FreshHorizons · 23/05/2016 22:37

You are going to need babysitters in the future - other people are perfectly capable of looking after your children. Mine used to look forward to it and we found some lovely ones.

Fresta · 23/05/2016 22:39

You must be able to find someone who can watch your dd?

Don't you know any neighbours, don't you have any friends, who does dd play with, does she go to a nursery?

Xmasbaby11 · 23/05/2016 22:43

We have that evening too in a couple of weeks, 6.30-8, which is OK for us as DH or I can go. I agree that the children shouldn't go. It's an opportunity for parents to find out how things work and ask questions. Children go at other times.
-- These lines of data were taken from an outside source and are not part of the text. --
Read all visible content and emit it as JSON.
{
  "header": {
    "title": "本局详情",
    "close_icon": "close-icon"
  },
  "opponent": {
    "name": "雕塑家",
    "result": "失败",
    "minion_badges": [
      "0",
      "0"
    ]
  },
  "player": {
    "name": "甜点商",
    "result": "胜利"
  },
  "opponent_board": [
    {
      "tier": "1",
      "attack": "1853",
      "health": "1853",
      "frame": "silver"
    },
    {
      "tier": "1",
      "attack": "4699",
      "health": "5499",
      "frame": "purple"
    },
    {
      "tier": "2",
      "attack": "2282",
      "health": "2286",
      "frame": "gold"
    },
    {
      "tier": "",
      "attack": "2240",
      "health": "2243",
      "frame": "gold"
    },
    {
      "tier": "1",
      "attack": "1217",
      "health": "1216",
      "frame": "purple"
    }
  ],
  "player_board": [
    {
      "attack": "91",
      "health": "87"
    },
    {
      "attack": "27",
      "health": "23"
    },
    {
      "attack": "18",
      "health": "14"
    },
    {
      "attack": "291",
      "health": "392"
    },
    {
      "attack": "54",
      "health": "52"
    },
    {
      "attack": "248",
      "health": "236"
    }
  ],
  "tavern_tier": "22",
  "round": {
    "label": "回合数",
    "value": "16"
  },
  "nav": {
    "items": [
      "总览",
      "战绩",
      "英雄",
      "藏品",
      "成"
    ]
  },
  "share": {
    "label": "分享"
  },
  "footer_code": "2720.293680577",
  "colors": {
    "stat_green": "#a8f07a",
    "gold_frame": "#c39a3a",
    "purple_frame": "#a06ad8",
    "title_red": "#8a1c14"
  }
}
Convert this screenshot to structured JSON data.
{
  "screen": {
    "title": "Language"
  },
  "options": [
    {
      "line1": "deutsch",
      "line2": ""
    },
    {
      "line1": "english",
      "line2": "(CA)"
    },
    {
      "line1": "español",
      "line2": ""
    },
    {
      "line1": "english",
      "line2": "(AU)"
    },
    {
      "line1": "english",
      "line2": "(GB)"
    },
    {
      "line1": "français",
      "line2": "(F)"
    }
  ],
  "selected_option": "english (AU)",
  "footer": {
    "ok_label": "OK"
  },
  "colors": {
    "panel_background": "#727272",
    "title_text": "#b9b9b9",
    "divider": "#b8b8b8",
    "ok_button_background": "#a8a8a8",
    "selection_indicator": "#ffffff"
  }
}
I agree it is hard for you but I think as a single parent you need a babysitter or childminder in place for situations such as these. If not for this time, see it as a sign you need to get something in place for future events.

I am pretty sure the school will let you pop in another time.

megletthesecond · 23/05/2016 22:45

I'd speak to the school and explain. If you can't make it hopefully they can email you any presentations and send you any important leaflets.

I've been a lp with limited support for 7 yrs but I would never ask a neighbour (I work and don't have time to get to know them properly) or use an unknown babysitter!

You could ask at nursery / pre-school. I used to use the staff at the dc's nursery for the odd evening baby sitting if I wanted to go to a gym class.

Chewbecca · 23/05/2016 22:45

YABU - you are excluding yourself by not finding someone to look after your child, the school are not excluding you.

Is there really no possibility you can get someone to look after your child, is it insurmountable?